Scientists once thought transposable elements — stretches of DNA that can copy and move within the genome — were mostly silent in adult brains. A new Boston University study shows they’re surprisingly active, and their activity shifts in key ways during aging and neurodegeneration.
Nearly half the human genome is made up of sequences called transposable elements, or TEs — sometimes nicknamed “jumping genes” because of their ability to move or replicate within the genome. For decades, scientists largely dismissed them as genetic noise. But a new study from Boston University Chobanian & Avedisian School of Medicine is adding to a growing body of evidence that TEs play a meaningful role in brain health, aging and potentially the development of devastating neurological conditions like Huntington’s and Parkinson’s diseases.

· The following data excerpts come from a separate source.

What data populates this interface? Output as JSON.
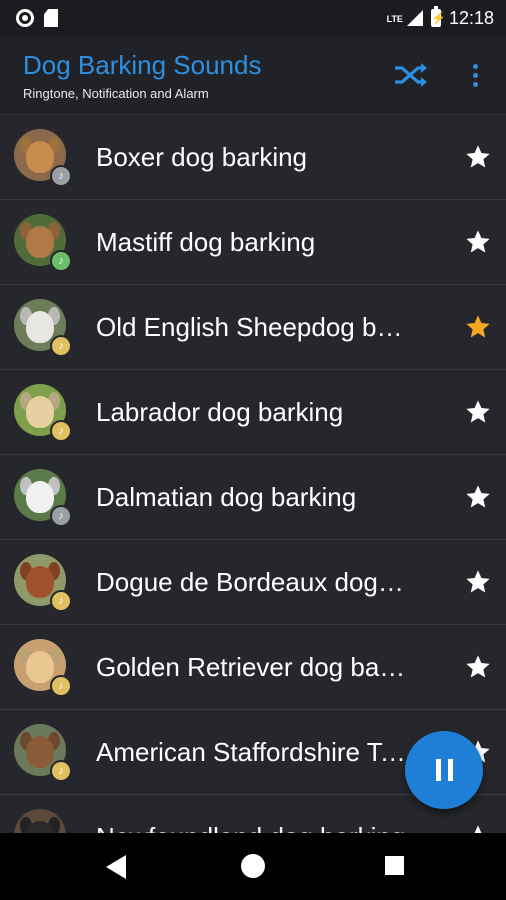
{
  "status_bar": {
    "time": "12:18",
    "network": "LTE"
  },
  "app_bar": {
    "title": "Dog Barking Sounds",
    "subtitle": "Ringtone, Notification and Alarm",
    "shuffle_icon": "shuffle-icon",
    "more_icon": "more-vert-icon"
  },
  "colors": {
    "accent": "#2e8fe0",
    "favorite": "#f5a623",
    "star": "#ffffff",
    "list_bg": "#26272c",
    "fab": "#1f7fd6"
  },
  "sounds": [
    {
      "title": "Boxer dog barking",
      "favorite": false,
      "avatar_bg": "#8a6a4a",
      "fur": "#c88b4e",
      "badge": "#9aa0a6"
    },
    {
      "title": "Mastiff dog barking",
      "favorite": false,
      "avatar_bg": "#4f6b3a",
      "fur": "#b07a48",
      "badge": "#6bbf6b"
    },
    {
      "title": "Old English Sheepdog barking",
      "favorite": true,
      "avatar_bg": "#6d7d5a",
      "fur": "#e8e6e0",
      "badge": "#e0c060"
    },
    {
      "title": "Labrador dog barking",
      "favorite": false,
      "avatar_bg": "#7fa04a",
      "fur": "#e6cfa0",
      "badge": "#e0c060"
    },
    {
      "title": "Dalmatian dog barking",
      "favorite": false,
      "avatar_bg": "#5b7a4a",
      "fur": "#f0f0f0",
      "badge": "#9aa0a6"
    },
    {
      "title": "Dogue de Bordeaux dog barking",
      "favorite": false,
      "avatar_bg": "#8e9a6a",
      "fur": "#a0522d",
      "badge": "#e0c060"
    },
    {
      "title": "Golden Retriever dog barking",
      "favorite": false,
      "avatar_bg": "#c8a070",
      "fur": "#e8c890",
      "badge": "#e0c060"
    },
    {
      "title": "American Staffordshire Terrier barking",
      "favorite": false,
      "avatar_bg": "#6a7a5a",
      "fur": "#8a5a3a",
      "badge": "#e0c060"
    },
    {
      "title": "Newfoundland dog barking",
      "favorite": false,
      "avatar_bg": "#5a4a3a",
      "fur": "#2a2a2a",
      "badge": "#9aa0a6"
    }
  ],
  "fab": {
    "icon": "pause-icon"
  },
  "nav_bar": {
    "back_icon": "back-icon",
    "home_icon": "home-icon",
    "recents_icon": "recents-icon"
  }
}
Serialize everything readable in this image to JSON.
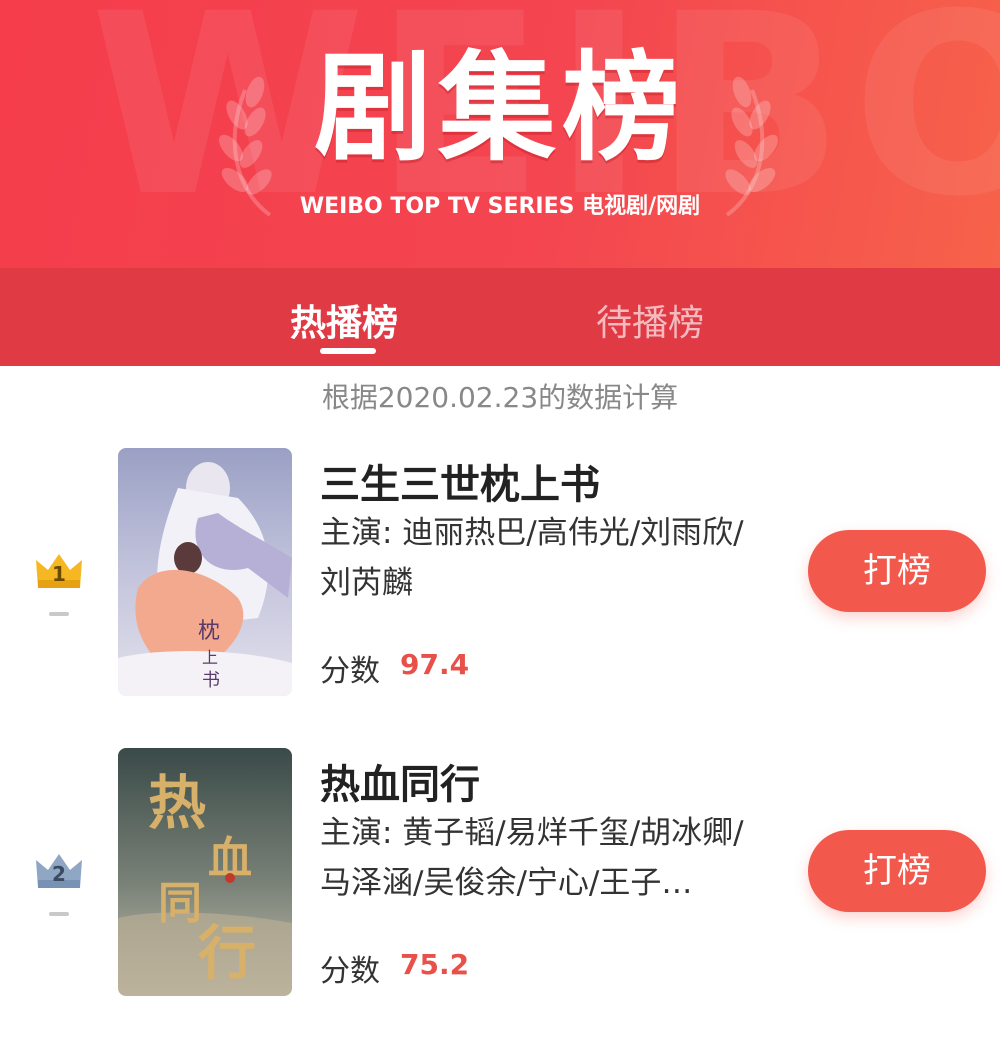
{
  "banner": {
    "watermark": "WEIBO",
    "title": "剧集榜",
    "subtitle": "WEIBO TOP TV SERIES 电视剧/网剧"
  },
  "tabs": [
    {
      "label": "热播榜",
      "active": true
    },
    {
      "label": "待播榜",
      "active": false
    }
  ],
  "date_note": "根据2020.02.23的数据计算",
  "rows": [
    {
      "rank": "1",
      "crown": "gold-crown-icon",
      "title": "三生三世枕上书",
      "cast": "主演: 迪丽热巴/高伟光/刘雨欣/刘芮麟",
      "score_label": "分数",
      "score": "97.4",
      "button": "打榜"
    },
    {
      "rank": "2",
      "crown": "silver-crown-icon",
      "title": "热血同行",
      "cast": "主演: 黄子韬/易烊千玺/胡冰卿/马泽涵/吴俊余/宁心/王子…",
      "score_label": "分数",
      "score": "75.2",
      "button": "打榜"
    }
  ],
  "colors": {
    "banner": "#f44550",
    "tabs_bg": "#e03a45",
    "accent": "#f2584c",
    "score": "#e8504a",
    "gold": "#f5b823",
    "silver": "#8fa6c4"
  }
}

The research, published May 28 in the journal Genome Research, reveals that transposable elements are not merely dormant passengers in our DNA. Instead, they are actively transcribed in human brain tissue throughout a person’s life — and the way those transcripts are processed changes as we age and shifts in distinctive ways depending on the disease.
From Silence to Signal
In healthy cells, genome defense mechanisms typically keep TEs suppressed. But the BU team found that as the human brain matures from adolescence into adulthood, it naturally begins producing more large RNA molecules derived from transposons. Brain cells then convert a portion of those large RNAs into small RNAs — sequences just 18 to 32 nucleotides long — through either active or passive molecular processes.
“Transposons are usually silenced by our cells’ genome defense mechanisms, but we find that normal human brains developing from adolescence to adults will naturally express more large RNA messages from transposons, and then the brain cells will metabolize some proportion into small RNA through either active or passive mechanisms,” corresponding author Nelson Lau, an associate professor of biochemistry and director of the BU Genome Science Institute, said in a news release.
This large-to-small RNA conversion appears to be a normal feature of brain aging — one that hadn’t been systematically characterized until now. Understanding this baseline is critical, the researchers argue, because deviations from it may serve as molecular fingerprints for different neurological disorders.
Different Diseases, Different Disruptions
To investigate how neurodegeneration alters these patterns, Lau and his team analyzed brain tissue samples from patients who had Huntington’s disease and Parkinson’s disease — two of the most studied but still poorly understood conditions in neurology.
The results were striking in their specificity. Huntington’s disease was found to primarily affect the small RNA output from transposons, while Parkinson’s disease exerted a stronger influence on the large RNA transcripts. This divergence is scientifically significant because Huntington’s has a well-defined genetic cause — a repeating mutation in a single gene — while the origins of Parkinson’s remain far less clear.
“We asked if transposon RNA expression in these two disease states could shed some light on the molecular differences between these two disorders. Since most studies ignore transposon RNAs, we want to bring back the attention to these more challenging transcripts to understand how our brains express and metabolize and handle these RNAs during aging,” Lau added.
The distinct molecular signatures could eventually help researchers trace Parkinson’s origins, or develop new diagnostic markers that identify the disease at an earlier stage — before symptoms become debilitating.
How the Study Was Conducted
The research team drew on two major types of datasets to build their analysis. The first came from the publicly available NIH BrainSpan Atlas consortium, a large resource that maps gene expression across the human brain at different developmental stages. The second consisted of unique datasets generated by the Richard Myers and Adam Labadorf research group at Boston University Chobanian & Avedisian School of Medicine.
What made these datasets especially valuable was that each human brain sample contained matched sets of both large and small RNAs — both sequenced from the same tissue. That pairing is relatively rare and allowed the team to track the relationship between the two RNA classes in the same biological context. The BU researchers then fed all of this data into a sophisticated bioinformatics analysis platform designed to identify trends in transposon RNA levels across aging and disease states.
Why It Matters for Students and Young People
Neurodegenerative diseases tend to be thought of as conditions that affect older adults, but the molecular processes underlying them begin far earlier in life. Huntington’s disease, for instance, can begin producing symptoms in a person’s 30s or 40s, and researchers believe the abnormal molecular environment may develop over years or even decades beforehand. Understanding how transposon RNA expression shifts from adolescence onward gives scientists a broader developmental window in which to search for early warning signs.
For students studying neuroscience, molecular biology, genetics or bioinformatics, this study also highlights a growing area of research that has been largely underexplored. Transposable elements make up roughly 40-50% of the human genome, yet the vast majority of brain RNA research focuses on protein-coding genes, which represent only a small fraction of our DNA. The study makes the case that the rest of the genome deserves far more attention.
The findings also underscore the power of large-scale bioinformatics — the computational tools used to analyze massive biological datasets — which is increasingly one of the most in-demand skill sets across both academia and the biotech industry.